Recently, several scientists wrote to India's Principal Scientific Adviser K Vijay Raghavan cautioning against the "irrational and non-scientific use" of convalescent plasma for COVID-19 in the country. As per media reports, the letter which was also addressed to ICMR chief Balram Bhargava and AIIMS Delhi's Director Randeep Guleria alleged that the current guidelines on plasma therapy are not based on existing evidence and highlighted some very early evidence indicating a possible association between the emergence of variants with "lower susceptibility to neutralising antibodies in immunosuppressed" people given plasma therapy.

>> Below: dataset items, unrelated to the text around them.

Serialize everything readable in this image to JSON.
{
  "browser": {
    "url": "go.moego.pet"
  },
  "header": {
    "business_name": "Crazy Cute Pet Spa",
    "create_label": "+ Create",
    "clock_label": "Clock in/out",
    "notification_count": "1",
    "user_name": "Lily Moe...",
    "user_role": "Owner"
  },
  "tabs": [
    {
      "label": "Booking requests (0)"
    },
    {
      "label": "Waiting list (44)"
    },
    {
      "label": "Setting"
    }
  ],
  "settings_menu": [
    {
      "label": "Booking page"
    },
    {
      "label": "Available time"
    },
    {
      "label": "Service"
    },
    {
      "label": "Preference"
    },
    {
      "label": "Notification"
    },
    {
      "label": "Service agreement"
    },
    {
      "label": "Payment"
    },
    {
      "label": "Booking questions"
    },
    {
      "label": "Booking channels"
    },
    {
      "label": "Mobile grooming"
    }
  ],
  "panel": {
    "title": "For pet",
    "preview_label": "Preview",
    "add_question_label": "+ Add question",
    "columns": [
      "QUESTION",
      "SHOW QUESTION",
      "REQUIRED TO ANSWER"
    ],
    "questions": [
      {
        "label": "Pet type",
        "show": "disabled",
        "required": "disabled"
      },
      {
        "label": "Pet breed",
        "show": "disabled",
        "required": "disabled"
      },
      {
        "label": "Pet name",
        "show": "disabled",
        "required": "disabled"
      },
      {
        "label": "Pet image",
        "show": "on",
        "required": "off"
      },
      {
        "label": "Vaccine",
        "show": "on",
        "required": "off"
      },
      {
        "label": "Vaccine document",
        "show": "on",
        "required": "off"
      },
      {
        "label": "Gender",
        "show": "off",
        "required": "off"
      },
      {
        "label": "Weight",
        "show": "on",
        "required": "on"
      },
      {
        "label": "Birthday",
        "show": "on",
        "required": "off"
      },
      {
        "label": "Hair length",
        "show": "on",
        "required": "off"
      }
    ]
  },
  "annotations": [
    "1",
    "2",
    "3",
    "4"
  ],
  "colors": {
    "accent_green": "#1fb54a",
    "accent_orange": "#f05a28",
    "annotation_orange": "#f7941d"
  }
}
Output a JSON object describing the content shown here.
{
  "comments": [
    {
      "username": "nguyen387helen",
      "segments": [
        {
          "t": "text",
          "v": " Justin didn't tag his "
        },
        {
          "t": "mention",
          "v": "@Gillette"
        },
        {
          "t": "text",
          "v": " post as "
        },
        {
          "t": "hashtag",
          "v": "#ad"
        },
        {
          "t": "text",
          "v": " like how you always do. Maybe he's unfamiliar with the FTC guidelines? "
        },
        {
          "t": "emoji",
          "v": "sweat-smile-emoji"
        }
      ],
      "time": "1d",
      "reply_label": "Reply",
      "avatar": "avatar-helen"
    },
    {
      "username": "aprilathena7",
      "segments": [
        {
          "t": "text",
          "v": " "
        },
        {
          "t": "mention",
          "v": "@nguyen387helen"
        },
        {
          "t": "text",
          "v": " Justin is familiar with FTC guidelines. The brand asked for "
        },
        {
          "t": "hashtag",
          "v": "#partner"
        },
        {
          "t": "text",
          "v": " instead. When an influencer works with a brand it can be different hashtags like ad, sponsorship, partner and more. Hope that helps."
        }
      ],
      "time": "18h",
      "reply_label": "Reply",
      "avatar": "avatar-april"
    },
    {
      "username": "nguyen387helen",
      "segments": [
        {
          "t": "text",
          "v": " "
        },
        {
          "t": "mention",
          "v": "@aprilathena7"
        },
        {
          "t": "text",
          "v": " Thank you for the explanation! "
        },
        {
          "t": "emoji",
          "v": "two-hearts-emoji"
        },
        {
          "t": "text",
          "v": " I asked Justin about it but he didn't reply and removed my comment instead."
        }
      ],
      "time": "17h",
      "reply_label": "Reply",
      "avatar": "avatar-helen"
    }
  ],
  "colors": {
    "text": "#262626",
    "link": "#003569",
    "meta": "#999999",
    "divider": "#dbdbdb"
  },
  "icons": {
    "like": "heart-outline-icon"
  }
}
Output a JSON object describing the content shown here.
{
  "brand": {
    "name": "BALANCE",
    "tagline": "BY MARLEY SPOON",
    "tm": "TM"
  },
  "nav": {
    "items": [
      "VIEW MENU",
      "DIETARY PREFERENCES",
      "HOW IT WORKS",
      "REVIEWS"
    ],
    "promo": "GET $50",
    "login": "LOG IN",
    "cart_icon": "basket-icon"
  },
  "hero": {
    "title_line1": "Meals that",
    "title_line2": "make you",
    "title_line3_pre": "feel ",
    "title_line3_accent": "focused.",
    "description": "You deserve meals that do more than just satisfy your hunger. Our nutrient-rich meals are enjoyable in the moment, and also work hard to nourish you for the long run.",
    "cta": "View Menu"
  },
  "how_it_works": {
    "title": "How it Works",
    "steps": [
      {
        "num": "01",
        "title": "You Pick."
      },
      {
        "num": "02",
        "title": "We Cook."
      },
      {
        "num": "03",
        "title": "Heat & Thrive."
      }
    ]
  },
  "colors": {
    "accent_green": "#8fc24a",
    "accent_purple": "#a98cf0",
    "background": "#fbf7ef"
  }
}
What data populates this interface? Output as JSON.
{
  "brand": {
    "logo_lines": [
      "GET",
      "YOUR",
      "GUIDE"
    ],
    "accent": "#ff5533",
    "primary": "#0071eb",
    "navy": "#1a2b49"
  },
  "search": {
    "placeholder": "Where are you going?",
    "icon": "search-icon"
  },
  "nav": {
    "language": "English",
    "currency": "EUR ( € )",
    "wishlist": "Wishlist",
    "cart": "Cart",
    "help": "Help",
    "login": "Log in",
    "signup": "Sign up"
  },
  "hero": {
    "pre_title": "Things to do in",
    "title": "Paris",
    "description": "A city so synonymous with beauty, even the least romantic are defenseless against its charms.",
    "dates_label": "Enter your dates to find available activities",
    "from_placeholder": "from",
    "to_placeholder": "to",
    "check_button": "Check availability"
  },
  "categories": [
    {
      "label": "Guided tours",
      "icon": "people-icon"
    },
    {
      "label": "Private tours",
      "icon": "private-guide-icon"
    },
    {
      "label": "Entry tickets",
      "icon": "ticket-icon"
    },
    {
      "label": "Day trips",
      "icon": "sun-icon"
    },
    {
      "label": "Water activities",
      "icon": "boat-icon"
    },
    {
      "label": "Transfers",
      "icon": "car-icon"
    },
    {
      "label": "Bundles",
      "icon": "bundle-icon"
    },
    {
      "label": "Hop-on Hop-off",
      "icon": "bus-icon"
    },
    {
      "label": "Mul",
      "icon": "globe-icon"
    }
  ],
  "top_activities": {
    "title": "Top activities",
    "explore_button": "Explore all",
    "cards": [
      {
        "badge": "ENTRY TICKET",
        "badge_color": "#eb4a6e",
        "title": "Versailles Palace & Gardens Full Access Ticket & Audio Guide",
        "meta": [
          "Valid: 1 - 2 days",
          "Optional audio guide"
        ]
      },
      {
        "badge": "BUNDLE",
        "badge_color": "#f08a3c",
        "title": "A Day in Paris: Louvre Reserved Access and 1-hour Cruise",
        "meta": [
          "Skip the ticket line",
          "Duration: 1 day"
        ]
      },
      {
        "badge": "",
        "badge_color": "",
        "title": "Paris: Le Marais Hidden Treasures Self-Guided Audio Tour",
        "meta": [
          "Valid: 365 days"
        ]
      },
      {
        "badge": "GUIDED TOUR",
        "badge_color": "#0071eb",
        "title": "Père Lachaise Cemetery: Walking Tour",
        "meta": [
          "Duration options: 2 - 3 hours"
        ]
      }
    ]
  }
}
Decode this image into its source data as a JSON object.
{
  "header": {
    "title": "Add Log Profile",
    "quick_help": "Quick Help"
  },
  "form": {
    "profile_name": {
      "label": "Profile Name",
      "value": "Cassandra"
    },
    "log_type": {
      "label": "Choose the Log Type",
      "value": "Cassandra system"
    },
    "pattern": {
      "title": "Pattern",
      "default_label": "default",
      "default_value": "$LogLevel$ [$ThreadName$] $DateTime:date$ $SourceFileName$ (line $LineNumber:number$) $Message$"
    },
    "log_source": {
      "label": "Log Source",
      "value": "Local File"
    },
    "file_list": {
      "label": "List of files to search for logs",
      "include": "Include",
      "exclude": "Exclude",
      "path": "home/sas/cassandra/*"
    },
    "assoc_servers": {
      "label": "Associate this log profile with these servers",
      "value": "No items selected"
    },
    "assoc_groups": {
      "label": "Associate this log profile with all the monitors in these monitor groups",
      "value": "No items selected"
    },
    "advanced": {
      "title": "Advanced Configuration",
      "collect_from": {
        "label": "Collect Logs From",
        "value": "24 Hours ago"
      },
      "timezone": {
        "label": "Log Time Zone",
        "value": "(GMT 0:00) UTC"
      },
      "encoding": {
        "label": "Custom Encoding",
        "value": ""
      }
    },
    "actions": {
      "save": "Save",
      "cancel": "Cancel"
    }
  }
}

This raises the possibility of more virulent strains developing due to the irrational use of plasma therapy, which can further fuel the pandemic, according to the letter signed by vaccinologist Gagandeep Kang, surgeon Pramesh C S, and others.

Last September, the Indian Council of Medical Research (ICMR) conducted a trial called PLACID that revealed the therapy does not reduce mortality or arrest progression of the disease. The trial was carried out in 39 hospitals across 14 states and Union Territories. However, the Indian government had not dropped this investigational therapy from its COVID treatment protocol, despite suggestions by researchers and scientists that its rampant use may lead to unwanted mutations of SARS-CoV-2, a fact publicly acknowledged by the ICMR chief several months ago.

"We have to maintain judicious use of therapies which are going to benefit, if their benefit is not established, we should not use those therapies otherwise they would put tremendous immune pressure on the virus, and the virus will tend to mutate more", ICMR Director General Balram Bhargava had said in December.

Last week, ICMR's COVID task force conducted a meeting in which all members supported the removal of the use of convalescent plasma from the Clinical Guidance for Management of Adult COVID-19 Patients.